-1

I'm writing a query that is supposed to retrieve words from "Words table" if they are contained in sentences in the "Sentences table"

For example: the query should output "hello" if it finds at least one sentence that contains the word "hello"

I was able to write this query so far :

SELECT DISTINCT (words.word) FROM sentences inner join words on sentences.sentence LIKE CONCAT('% ', words.word ,' %')
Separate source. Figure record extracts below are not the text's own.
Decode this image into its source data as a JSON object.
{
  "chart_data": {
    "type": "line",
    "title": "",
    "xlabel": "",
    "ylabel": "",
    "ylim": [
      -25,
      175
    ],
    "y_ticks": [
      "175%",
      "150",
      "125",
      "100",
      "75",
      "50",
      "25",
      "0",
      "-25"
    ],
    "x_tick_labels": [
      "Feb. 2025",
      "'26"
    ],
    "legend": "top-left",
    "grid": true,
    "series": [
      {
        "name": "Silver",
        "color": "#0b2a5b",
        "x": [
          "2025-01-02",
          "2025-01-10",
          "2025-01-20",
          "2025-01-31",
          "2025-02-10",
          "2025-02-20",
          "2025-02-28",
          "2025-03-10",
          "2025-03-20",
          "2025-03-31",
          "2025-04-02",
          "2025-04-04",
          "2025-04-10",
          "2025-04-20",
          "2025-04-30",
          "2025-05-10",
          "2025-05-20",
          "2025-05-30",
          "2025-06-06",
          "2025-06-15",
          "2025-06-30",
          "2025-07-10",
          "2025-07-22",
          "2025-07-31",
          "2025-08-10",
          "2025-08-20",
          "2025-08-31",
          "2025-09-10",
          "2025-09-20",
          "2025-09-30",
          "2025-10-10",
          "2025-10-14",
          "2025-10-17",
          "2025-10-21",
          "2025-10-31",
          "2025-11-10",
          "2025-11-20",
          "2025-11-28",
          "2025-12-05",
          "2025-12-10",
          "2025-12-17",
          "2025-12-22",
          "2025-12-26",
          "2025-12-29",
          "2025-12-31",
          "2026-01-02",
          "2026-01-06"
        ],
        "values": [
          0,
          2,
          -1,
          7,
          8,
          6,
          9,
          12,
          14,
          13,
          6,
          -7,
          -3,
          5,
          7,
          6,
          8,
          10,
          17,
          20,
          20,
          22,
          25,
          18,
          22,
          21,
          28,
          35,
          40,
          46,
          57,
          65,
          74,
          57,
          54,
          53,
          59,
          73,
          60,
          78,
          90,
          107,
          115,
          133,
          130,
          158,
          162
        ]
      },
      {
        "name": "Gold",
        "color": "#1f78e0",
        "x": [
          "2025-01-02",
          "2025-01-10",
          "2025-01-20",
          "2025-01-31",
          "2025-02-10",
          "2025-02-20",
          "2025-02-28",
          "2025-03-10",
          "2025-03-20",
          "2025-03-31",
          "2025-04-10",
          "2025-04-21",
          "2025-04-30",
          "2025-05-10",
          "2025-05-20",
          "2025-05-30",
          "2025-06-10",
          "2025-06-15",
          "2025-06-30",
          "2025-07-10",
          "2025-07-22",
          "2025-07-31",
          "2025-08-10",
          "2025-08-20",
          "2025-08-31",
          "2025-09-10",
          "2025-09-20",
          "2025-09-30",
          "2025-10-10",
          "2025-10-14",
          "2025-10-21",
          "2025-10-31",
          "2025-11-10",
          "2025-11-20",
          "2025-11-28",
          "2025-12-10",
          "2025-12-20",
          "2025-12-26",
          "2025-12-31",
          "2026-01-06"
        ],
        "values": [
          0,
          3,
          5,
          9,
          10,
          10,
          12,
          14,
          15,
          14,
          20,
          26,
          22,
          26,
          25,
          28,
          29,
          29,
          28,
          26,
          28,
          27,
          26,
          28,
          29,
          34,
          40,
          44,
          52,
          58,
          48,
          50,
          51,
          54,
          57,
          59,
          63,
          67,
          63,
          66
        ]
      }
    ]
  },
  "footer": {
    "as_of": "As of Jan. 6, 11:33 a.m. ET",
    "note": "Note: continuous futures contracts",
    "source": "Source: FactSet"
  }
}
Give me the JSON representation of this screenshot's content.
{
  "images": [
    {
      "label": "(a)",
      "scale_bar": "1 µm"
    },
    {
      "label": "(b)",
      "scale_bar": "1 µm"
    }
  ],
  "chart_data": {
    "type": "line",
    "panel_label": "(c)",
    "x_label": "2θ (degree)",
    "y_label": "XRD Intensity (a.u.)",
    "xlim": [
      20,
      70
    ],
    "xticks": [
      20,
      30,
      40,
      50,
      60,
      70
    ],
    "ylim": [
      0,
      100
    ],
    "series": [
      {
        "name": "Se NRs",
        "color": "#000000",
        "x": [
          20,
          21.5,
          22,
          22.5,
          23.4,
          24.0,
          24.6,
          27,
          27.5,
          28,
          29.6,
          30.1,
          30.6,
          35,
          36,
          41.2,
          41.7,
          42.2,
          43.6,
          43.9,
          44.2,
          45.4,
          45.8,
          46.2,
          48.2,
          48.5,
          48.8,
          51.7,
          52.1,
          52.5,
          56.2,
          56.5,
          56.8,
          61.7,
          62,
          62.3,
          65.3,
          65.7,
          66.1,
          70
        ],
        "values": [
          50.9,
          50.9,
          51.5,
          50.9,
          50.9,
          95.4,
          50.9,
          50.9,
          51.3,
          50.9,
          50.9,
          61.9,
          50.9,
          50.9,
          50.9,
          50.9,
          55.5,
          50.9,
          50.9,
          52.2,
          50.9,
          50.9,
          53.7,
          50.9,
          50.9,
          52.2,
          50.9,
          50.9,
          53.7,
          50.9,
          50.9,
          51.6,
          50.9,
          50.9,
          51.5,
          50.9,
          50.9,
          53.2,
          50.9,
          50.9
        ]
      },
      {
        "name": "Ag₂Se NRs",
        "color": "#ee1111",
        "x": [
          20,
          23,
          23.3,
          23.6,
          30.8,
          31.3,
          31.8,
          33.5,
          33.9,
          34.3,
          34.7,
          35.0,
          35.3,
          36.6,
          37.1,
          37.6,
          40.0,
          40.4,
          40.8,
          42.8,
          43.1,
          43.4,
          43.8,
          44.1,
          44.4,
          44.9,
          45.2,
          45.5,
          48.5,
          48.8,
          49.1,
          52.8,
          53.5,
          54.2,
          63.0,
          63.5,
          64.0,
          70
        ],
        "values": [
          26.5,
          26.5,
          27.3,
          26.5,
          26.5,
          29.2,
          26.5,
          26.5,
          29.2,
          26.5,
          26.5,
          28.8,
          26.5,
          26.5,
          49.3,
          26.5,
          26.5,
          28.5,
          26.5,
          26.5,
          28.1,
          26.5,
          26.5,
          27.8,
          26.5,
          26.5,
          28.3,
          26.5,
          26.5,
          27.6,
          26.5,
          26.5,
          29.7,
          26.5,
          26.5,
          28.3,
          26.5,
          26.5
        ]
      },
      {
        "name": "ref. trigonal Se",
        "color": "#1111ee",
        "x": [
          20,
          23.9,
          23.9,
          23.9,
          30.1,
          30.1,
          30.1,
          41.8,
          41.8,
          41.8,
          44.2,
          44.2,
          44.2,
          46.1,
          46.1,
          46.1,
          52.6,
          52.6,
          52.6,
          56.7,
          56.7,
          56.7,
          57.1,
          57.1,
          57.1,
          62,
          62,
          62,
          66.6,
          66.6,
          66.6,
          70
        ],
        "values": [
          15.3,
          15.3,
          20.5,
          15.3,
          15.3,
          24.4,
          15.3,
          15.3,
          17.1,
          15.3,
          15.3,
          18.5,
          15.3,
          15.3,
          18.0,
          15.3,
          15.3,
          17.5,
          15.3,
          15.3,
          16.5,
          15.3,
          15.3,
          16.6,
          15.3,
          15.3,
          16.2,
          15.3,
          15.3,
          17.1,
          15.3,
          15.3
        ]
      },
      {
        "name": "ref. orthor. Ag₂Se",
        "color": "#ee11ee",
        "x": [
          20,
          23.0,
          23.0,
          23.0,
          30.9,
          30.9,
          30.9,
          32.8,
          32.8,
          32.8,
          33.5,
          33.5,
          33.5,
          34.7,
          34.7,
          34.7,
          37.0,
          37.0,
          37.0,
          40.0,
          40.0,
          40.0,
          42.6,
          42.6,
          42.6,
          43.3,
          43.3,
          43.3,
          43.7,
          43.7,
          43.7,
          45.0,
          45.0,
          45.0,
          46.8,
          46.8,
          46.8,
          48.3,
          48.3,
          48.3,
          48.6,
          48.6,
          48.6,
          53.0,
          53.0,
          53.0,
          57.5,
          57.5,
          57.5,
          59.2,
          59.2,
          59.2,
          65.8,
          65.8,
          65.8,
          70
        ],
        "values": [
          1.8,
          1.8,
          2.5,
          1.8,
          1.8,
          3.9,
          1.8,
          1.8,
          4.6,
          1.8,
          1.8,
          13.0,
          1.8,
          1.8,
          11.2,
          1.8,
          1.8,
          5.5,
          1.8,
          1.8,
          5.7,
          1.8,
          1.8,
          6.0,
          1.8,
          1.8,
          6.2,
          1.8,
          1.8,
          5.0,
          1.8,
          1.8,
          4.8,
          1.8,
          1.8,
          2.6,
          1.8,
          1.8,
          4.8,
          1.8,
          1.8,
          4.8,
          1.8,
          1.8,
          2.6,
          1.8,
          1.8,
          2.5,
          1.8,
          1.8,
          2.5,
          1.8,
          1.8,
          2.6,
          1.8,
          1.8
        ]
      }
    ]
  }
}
The issue with this query that it's super slow, like it took 8hours+ and did not output any results given that the words table is around 250k rows and the sentence table is around 1M rows. Can anyone help with a faster solution.

  • 3
    You want your result to be any word that appears in any sentence, and every sentence it appears in, right? That join, unless mysql has some fancy optimiazion, is going to look at every sentence for every word. Using a relational table it might make sense to have a table called sentence_words, and every time a sentence is added to sentences, give it a foreign key, then find the key of the word (or add it), then sentence_words winds up as a many-to-many.... does that make any sense? Others might suggest technologies better suited. Maybe edit your post to say what you're doing with output. – Levin Magruder Jul 15 '22 at 01:47
  • So can can I tweak the query to move to the next word if it finds at least a first match instead of going through all the sentences? – Rakan Selawi Jul 15 '22 at 02:18
  • 1
    Please show your table structure and indexes – Rohit Gupta Jul 15 '22 at 03:39
  • 1
    Please provide enough code so others can better understand or reproduce the problem. – Community Jul 15 '22 at 03:39
  • [How to Optimize Queries in a Database - The Basics](https://stackoverflow.com/q/3191623/3404097) [What are your most common sql optimizations?](https://stackoverflow.com/q/1332778/3404097) [mre] [ask] [Help] [When and why are database joins expensive?](https://stackoverflow.com/q/173726/3404097) [Tips for asking a good SQL question](https://meta.stackoverflow.com/q/271055/3404097) [Asking query performance questions](https://dba.meta.stackexchange.com/q/3034/43932) etc etc – philipxy Jul 15 '22 at 04:43
  • RakanSelawi - With just those two talbes I don't see a way to get a sammple senetence for each word. You'd have to have some kind of ETL code to analyze the sentences and create a third table. Here is someone else asking the same question and I think the answers are good (pretty much what maitreyee_stack said): https://stackoverflow.com/questions/9122752 – Levin Magruder Jul 15 '22 at 09:40

1 Answers1

0

With the information you shared, the data is not extremely large, but the 'sentence' table is going thru full-tables-can for each distinct word in 'words' table.
Also distinct has a processing span involved.
It would be prudent to index the words & sentence table
( probably words on initiating Letter & Sectence on same) & partition them too based on same criteria. \

Then run same query as above.

This approach might reduce how much data being joined per key match.